At the northern end of the issue, Tenterfield committee member, Kim Rhodes, said: “We always have this weekend in February.
“We have tried to work with the Glen Innes committee as best we could to try to make sure we weren’t clashing.”
The simultaneous timing of the two shows means that Glen Innes has ceded at least one event – the chainsaw competition – to Tenterfield.
The clash arises because Easter is early this year and the rule is that both shows have to happen before Easter when the Royal Show takes place in Sydney.
On top of that, the Tenterfield Show tries not to clash with shows in nearby southern Queensland, particularly Stanthorpe. It looks north as well as south.
But that means a clash with Glen Innes this year. One prominent participant in the Glen Innes Show said: “It’s ridiculous”.
“We all need to support each other, not compete with each other. It is just dumb planning, you just wouldn't do it.”
But the committee members in Tenterfield and Glen Innes were more phlegmatic.

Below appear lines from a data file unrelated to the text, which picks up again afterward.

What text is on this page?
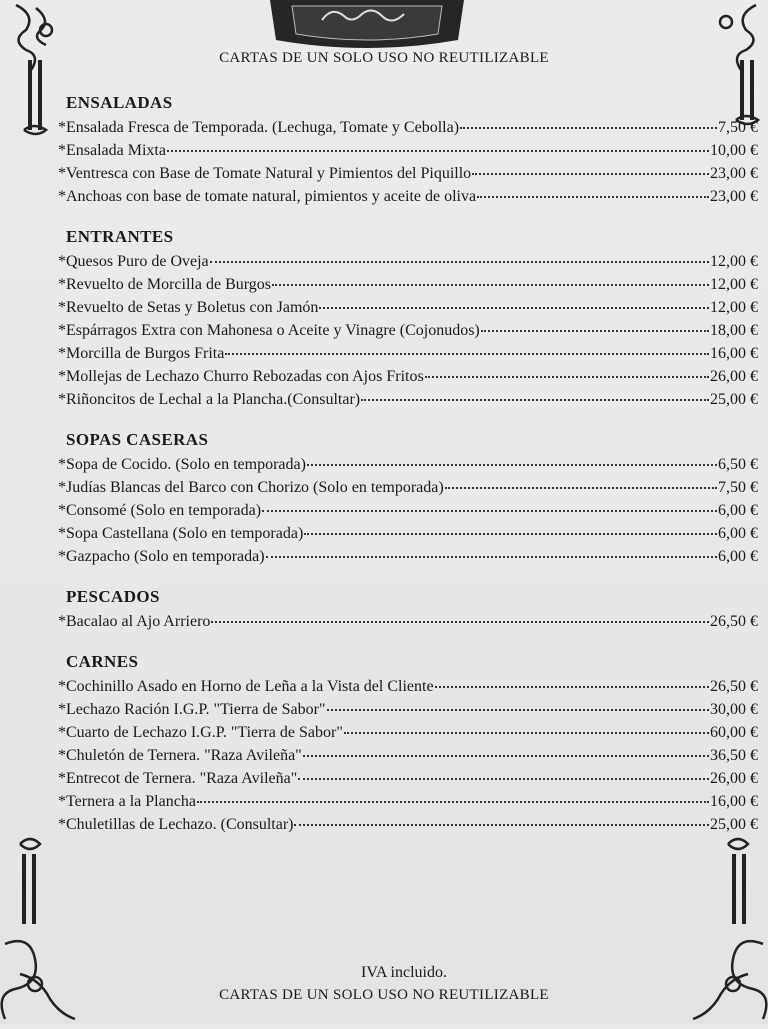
CARTAS DE UN SOLO USO NO REUTILIZABLE
ENSALADAS
*Ensalada Fresca de Temporada. (Lechuga, Tomate y Cebolla)	7,50 €
*Ensalada Mixta	10,00 €
*Ventresca con Base de Tomate Natural y Pimientos del Piquillo	23,00 €
*Anchoas con base de tomate natural, pimientos y aceite de oliva	23,00 €
ENTRANTES
*Quesos Puro de Oveja	12,00 €
*Revuelto de Morcilla de Burgos	12,00 €
*Revuelto de Setas y Boletus con Jamón	12,00 €
*Espárragos Extra con Mahonesa o Aceite y Vinagre (Cojonudos)	18,00 €
*Morcilla de Burgos Frita	16,00 €
*Mollejas de Lechazo Churro Rebozadas con Ajos Fritos	26,00 €
*Riñoncitos de Lechal a la Plancha.(Consultar)	25,00 €
SOPAS CASERAS
*Sopa de Cocido. (Solo en temporada)	6,50 €
*Judías Blancas del Barco con Chorizo (Solo en temporada)	7,50 €
*Consomé (Solo en temporada)	6,00 €
*Sopa Castellana (Solo en temporada)	6,00 €
*Gazpacho (Solo en temporada)	6,00 €
PESCADOS
*Bacalao al Ajo Arriero	26,50 €
CARNES
*Cochinillo Asado en Horno de Leña a la Vista del Cliente	26,50 €
*Lechazo Ración I.G.P. "Tierra de Sabor"	30,00 €
*Cuarto de Lechazo I.G.P. "Tierra de Sabor"	60,00 €
*Chuletón de Ternera. "Raza Avileña"	36,50 €
*Entrecot de Ternera. "Raza Avileña"	26,00 €
*Ternera a la Plancha	16,00 €
*Chuletillas de Lechazo. (Consultar)	25,00 €
IVA incluido.
CARTAS DE UN SOLO USO NO REUTILIZABLE
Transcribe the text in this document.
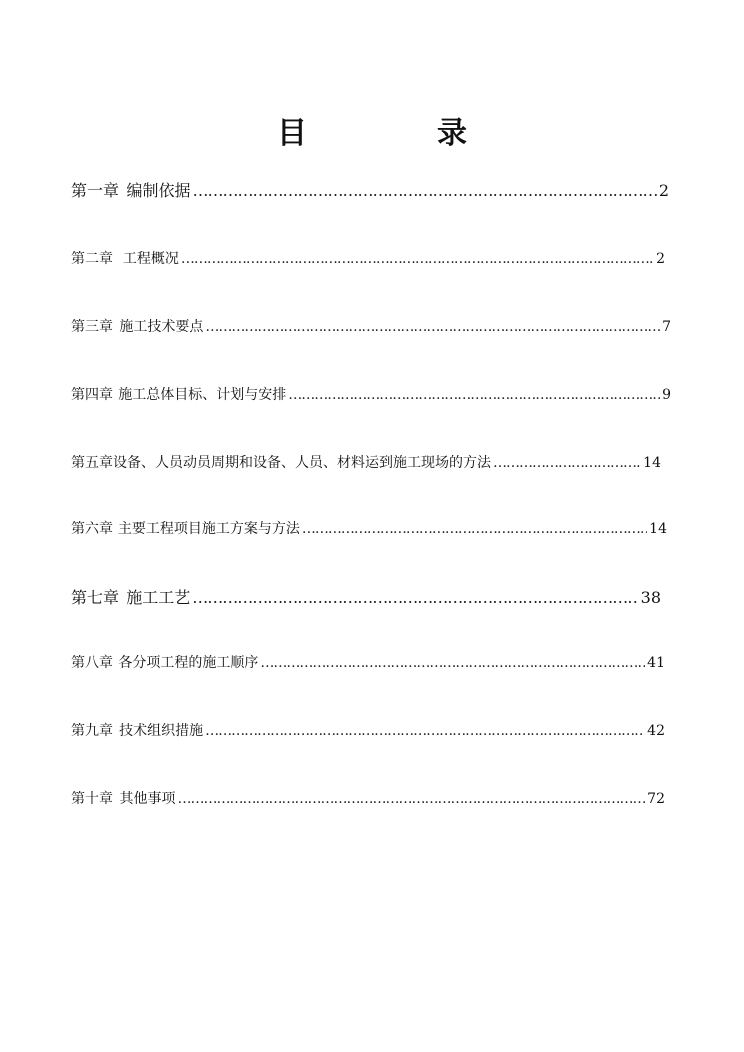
目	录
第一章 编制依据 ………………………………………………………………………………………………………………………………………………………………………………	2
第二章 工程概况 ………………………………………………………………………………………………………………………………………………………………………………	2
第三章 施工技术要点 ………………………………………………………………………………………………………………………………………………………………………………	7
第四章 施工总体目标、计划与安排 ………………………………………………………………………………………………………………………………………………………………………………	9
第五章 设备、人员动员周期和设备、人员、材料运到施工现场的方法 ………………………………………………………………………………………………………………………………………………………………………………	14
第六章 主要工程项目施工方案与方法 ………………………………………………………………………………………………………………………………………………………………………………	14
第七章 施工工艺 ………………………………………………………………………………………………………………………………………………………………………………	38
第八章 各分项工程的施工顺序 ………………………………………………………………………………………………………………………………………………………………………………	41
第九章 技术组织措施 ………………………………………………………………………………………………………………………………………………………………………………	42
第十章 其他事项 ………………………………………………………………………………………………………………………………………………………………………………	72
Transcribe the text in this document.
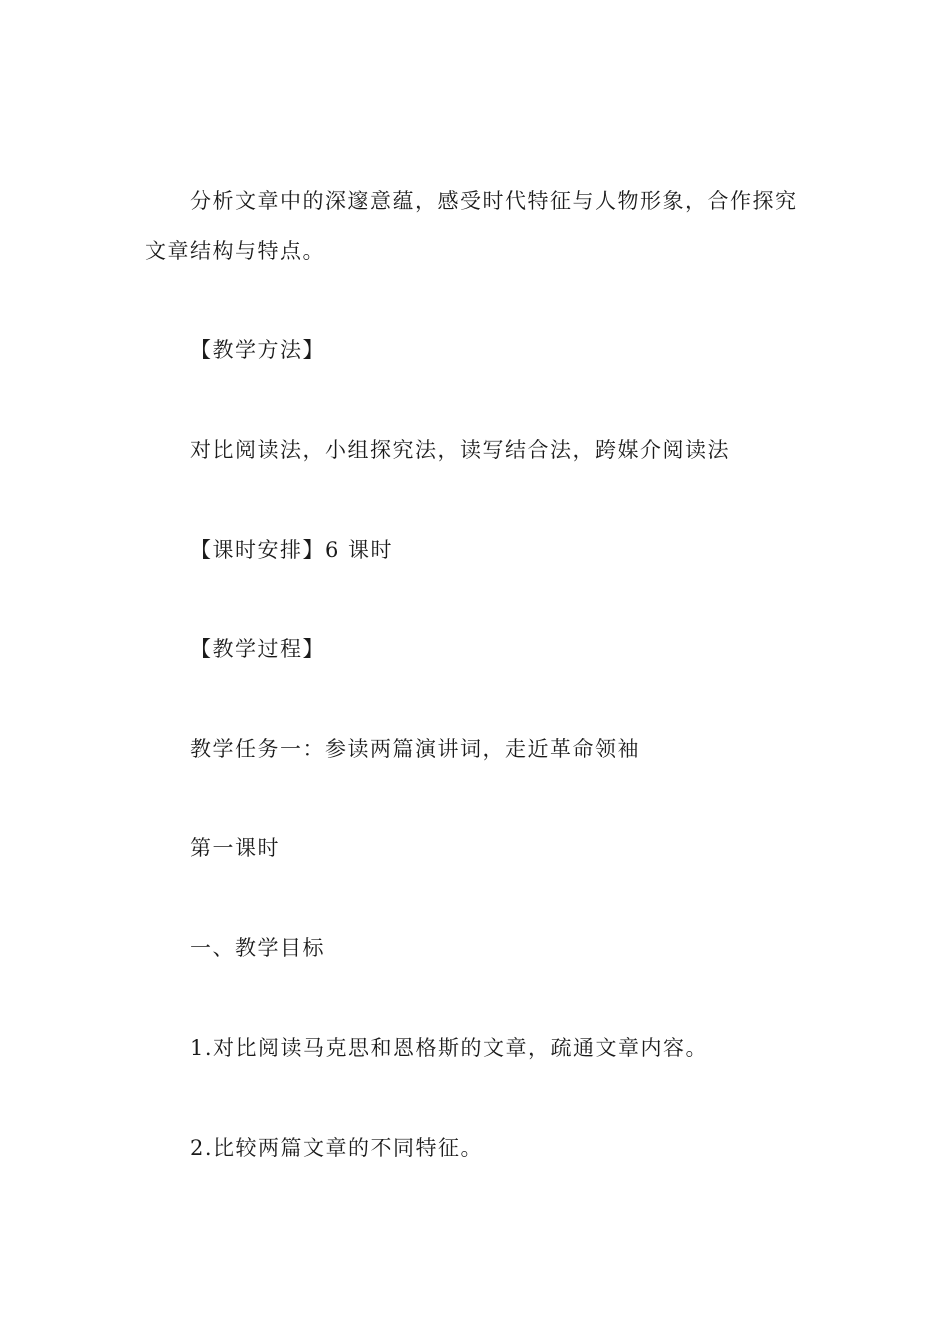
分析文章中的深邃意蕴，感受时代特征与人物形象，合作探究
文章结构与特点。
【教学方法】
对比阅读法，小组探究法，读写结合法，跨媒介阅读法
【课时安排】6 课时
【教学过程】
教学任务一：参读两篇演讲词，走近革命领袖
第一课时
一、教学目标
1.对比阅读马克思和恩格斯的文章，疏通文章内容。
2.比较两篇文章的不同特征。
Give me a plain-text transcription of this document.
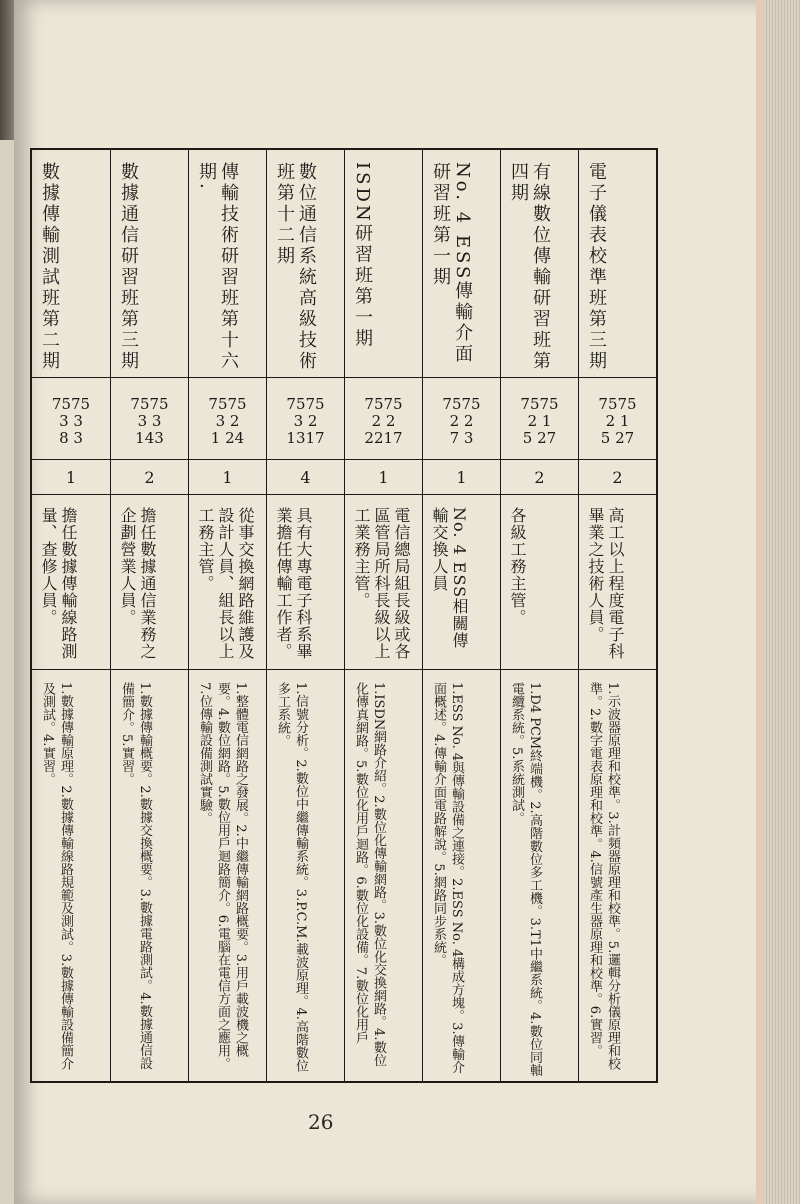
電子儀表校準班第三期
7575
2 1
5 27
2
高工以上程度電子科畢業之技術人員。
1.示波器原理和校準。3.計頻器原理和校準。5.邏輯分析儀原理和校準。2.數字電表原理和校準。4.信號產生器原理和校準。6.實習。
有線數位傳輸研習班第四期
7575
2 1
5 27
2
各級工務主管。
1.D4 PCM終端機。2.高階數位多工機。3.T1中繼系統。4.數位同軸電纜系統。5.系統測試。
No. 4 ESS傳輸介面研習班第一期
7575
2 2
7 3
1
No. 4 ESS相關傳輸交換人員
1.ESS No. 4與傳輸設備之連接。2.ESS No. 4構成方塊。3.傳輸介面概述。4.傳輸介面電路解說。5.網路同步系統。
ISDN研習班第一期
7575
2 2
2217
1
電信總局組長級或各區管局所科長級以上工業務主管。
1.ISDN網路介紹。2.數位化傳輸網路。3.數位化交換網路。4.數位化傳真網路。5.數位化用戶迴路。6.數位化設備。7.數位化用戶
數位通信系統高級技術班第十二期
7575
3 2
1317
4
具有大專電子科系畢業擔任傳輸工作者。
1.信號分析。2.數位中繼傳輸系統。3.P.C.M.載波原理。4.高階數位多工系統。
傳輸技術研習班第十六期.
7575
3 2
1 24
1
從事交換網路維護及設計人員、組長以上工務主管。
1.整體電信網路之發展。2.中繼傳輸網路概要。3.用戶載波機之概要。4.數位網路。5.數位用戶迴路簡介。6.電腦在電信方面之應用。7.位傳輸設備測試實驗。
數據通信研習班第三期
7575
3 3
143
2
擔任數據通信業務之企劃營業人員。
1.數據傳輸概要。2.數據交換概要。3.數據電路測試。4.數據通信設備簡介。5.實習。
數據傳輸測試班第二期
7575
3 3
8 3
1
擔任數據傳輸線路測量、查修人員。
1.數據傳輸原理。2.數據傳輸線路規範及測試。3.數據傳輸設備簡介及測試。4.實習。
26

Andrew Hancock said they were both bound by the rules of the Agricultural Societies Council which determines timings.
And Tenterfield’s Kim Rhodes said that the two shows had instituted a novel arrangement this year in that people who bought special tickets by the end of Thursday at one show could use them on the Sunday in the other.
“Who wants to go to the same show three days in a row,” she asked. Her suggestion is to go to the Glen Innes Show and the Tenterfield Show.